Vogliamo fare le somme? Ipotizziamo l’esistenza di un parlamentare di Trapani (109 chilometri da Palermo: massimo rimborso per il «trasporto su gomma») che faccia il presidente di una qualunque commissione. Ammesso che l’indennità supplementare venga falciata dall’aliquota fiscale più alta (43%) finirà per incassare, come dicevamo, tutto compreso, 17.476 euro netti al mese. Pari a 209.712 l’anno. Quanto i governatori del Maine, dell’Oregon, dell’Arkansas e del Colorado messi insieme.

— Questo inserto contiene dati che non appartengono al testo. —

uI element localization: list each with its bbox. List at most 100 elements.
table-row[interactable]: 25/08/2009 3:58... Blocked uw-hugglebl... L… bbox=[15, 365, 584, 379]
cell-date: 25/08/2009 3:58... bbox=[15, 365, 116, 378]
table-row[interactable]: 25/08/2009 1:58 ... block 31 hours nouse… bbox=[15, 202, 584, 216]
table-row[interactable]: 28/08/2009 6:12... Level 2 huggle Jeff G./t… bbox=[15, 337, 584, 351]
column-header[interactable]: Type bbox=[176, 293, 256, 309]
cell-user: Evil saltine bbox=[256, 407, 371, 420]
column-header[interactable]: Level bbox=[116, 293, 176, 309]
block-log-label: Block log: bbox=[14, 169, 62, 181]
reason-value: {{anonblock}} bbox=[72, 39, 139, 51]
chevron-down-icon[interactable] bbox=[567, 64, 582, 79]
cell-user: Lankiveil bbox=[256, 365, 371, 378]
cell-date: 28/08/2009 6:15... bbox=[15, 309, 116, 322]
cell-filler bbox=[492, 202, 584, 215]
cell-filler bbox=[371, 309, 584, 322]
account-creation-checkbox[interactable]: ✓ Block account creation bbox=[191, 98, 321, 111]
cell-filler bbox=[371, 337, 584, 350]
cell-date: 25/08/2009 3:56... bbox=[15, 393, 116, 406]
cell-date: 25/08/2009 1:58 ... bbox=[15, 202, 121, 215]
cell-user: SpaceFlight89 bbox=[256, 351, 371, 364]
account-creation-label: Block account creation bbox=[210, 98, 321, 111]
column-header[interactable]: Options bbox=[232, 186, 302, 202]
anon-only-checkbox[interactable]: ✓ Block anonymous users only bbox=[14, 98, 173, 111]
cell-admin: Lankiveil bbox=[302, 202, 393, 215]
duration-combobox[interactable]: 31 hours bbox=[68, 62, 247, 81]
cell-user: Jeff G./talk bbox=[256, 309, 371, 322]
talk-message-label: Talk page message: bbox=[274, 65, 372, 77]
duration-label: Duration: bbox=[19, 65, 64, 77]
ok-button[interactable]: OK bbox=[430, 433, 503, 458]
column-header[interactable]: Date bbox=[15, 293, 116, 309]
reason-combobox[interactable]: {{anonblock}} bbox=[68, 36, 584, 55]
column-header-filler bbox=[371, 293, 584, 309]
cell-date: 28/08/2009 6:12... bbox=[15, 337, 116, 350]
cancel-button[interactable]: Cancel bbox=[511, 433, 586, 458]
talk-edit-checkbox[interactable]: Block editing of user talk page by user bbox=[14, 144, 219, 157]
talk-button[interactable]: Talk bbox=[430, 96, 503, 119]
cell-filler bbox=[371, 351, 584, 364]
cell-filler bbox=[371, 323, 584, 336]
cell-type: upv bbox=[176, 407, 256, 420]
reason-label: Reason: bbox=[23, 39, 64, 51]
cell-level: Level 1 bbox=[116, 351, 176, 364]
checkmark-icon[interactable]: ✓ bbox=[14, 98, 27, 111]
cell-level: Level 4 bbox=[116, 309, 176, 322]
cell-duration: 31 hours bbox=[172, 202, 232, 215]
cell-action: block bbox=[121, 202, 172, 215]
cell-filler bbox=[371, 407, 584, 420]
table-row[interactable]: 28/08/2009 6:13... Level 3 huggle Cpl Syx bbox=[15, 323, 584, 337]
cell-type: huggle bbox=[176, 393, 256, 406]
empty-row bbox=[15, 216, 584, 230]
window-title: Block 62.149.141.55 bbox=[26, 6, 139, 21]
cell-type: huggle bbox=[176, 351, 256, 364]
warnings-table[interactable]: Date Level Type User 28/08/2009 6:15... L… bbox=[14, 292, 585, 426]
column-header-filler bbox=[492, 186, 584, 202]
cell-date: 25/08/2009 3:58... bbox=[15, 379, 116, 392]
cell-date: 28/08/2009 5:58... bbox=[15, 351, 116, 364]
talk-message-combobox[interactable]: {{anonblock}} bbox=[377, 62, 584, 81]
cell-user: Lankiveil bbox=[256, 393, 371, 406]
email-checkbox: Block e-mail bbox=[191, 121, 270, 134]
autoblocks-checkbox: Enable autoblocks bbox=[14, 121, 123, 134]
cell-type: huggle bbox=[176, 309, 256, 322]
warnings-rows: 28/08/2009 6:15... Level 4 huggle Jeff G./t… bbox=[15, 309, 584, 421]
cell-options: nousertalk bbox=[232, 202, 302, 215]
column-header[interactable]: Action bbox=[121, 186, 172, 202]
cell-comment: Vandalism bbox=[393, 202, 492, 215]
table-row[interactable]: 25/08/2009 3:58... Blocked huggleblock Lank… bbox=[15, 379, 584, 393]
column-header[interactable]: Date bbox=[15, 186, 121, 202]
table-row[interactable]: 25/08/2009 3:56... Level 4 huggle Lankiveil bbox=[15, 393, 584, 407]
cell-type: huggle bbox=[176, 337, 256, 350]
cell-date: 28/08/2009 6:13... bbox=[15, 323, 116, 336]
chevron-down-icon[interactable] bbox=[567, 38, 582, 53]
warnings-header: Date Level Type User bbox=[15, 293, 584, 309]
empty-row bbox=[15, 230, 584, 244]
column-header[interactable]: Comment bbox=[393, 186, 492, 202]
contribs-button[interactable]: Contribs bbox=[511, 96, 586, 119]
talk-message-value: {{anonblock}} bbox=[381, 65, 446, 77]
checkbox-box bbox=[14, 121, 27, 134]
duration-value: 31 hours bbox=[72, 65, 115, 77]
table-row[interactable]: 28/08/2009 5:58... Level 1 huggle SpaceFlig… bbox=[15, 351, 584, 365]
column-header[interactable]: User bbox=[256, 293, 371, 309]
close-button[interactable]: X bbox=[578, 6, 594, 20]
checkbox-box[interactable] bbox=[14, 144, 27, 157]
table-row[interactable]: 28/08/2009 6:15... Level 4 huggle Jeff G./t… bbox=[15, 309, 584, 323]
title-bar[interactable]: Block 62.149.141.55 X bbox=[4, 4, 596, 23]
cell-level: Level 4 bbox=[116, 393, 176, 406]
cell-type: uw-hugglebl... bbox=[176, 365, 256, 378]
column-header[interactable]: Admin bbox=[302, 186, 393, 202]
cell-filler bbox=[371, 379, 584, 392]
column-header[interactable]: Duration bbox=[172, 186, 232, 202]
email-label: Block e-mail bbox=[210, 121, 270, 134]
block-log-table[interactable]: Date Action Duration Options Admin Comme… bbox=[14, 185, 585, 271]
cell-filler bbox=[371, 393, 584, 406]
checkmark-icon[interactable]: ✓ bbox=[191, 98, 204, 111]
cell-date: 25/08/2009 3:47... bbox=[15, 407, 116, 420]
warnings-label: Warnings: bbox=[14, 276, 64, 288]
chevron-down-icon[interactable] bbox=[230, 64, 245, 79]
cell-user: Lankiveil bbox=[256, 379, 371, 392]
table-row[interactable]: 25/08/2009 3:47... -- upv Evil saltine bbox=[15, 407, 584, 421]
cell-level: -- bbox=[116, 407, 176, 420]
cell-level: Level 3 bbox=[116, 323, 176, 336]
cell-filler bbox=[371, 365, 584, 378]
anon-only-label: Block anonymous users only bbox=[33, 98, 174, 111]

Ma quanto lavorano, poi, queste commissioni? A sentire molti protagonisti, sgobbano e sgobbano infaticabili dal 1° gennaio a San Silvestro. Non così la pensa, però, il democratico Giovanni Barbagallo che un paio d’anni fa, tra le perplessità perfino di qualche compagno di partito, chiese di tagliare le indennità supplementari a tutti i colleghi che le percepivano. I conti delle riunioni e delle presenze, infatti, non gli tornavano. A partire dall’organismo di cui faceva parte lui stesso: «Sono il vicepresidente della commissione Statuto che in questa legislatura si è riunita sei volte in 7 mesi. Eppure io e l’altro vicepresidente prendiamo un’indennità aggiuntiva di 829 euro lordi al mese. E il presidente 3.316».
«Demagogo!», gli urlarono. Il collega Giovanni Ardizzone fu sferzante: «Il costo della politica va commisurato al risultato. E questa Assemblea di risultati ne sta producendo». Tuttavia, aggiunse sarcastico, «chi ha coraggio vada fino in fondo. Se Barbagallo vuole può rinunciare all’indennità aggiuntiva…». Sei mesi dopo, preso atto che quella commissione sullo Statuto era davvero indifendibile, il presidente Cascio, tra qualche stupefacente protesta di chi pretendeva di lasciare le cose come stavano, la sciolse: «È stata convocata 16 volte in un anno ma ha svolto appena una decina di sedute perché in altre sei occasioni è mancato il numero legale. In totale i deputati membri hanno lavorato 7 ore e 35 minuti. In un anno».
Il Giornale di Sicilia fece i conti: in quell’anno, di sole indennità, la «Statuto» era costata complessivamente 64.656 euro. Il che significa che il presidente Alessandro Aricò aveva preso un supplemento di 87 euro per ogni minuto di riunione. Per un totale di 5.247 euro l’ora. Caruccia, come commissione. Possiamo dirlo o è anche questo «un attacco demagogico alla democrazia»?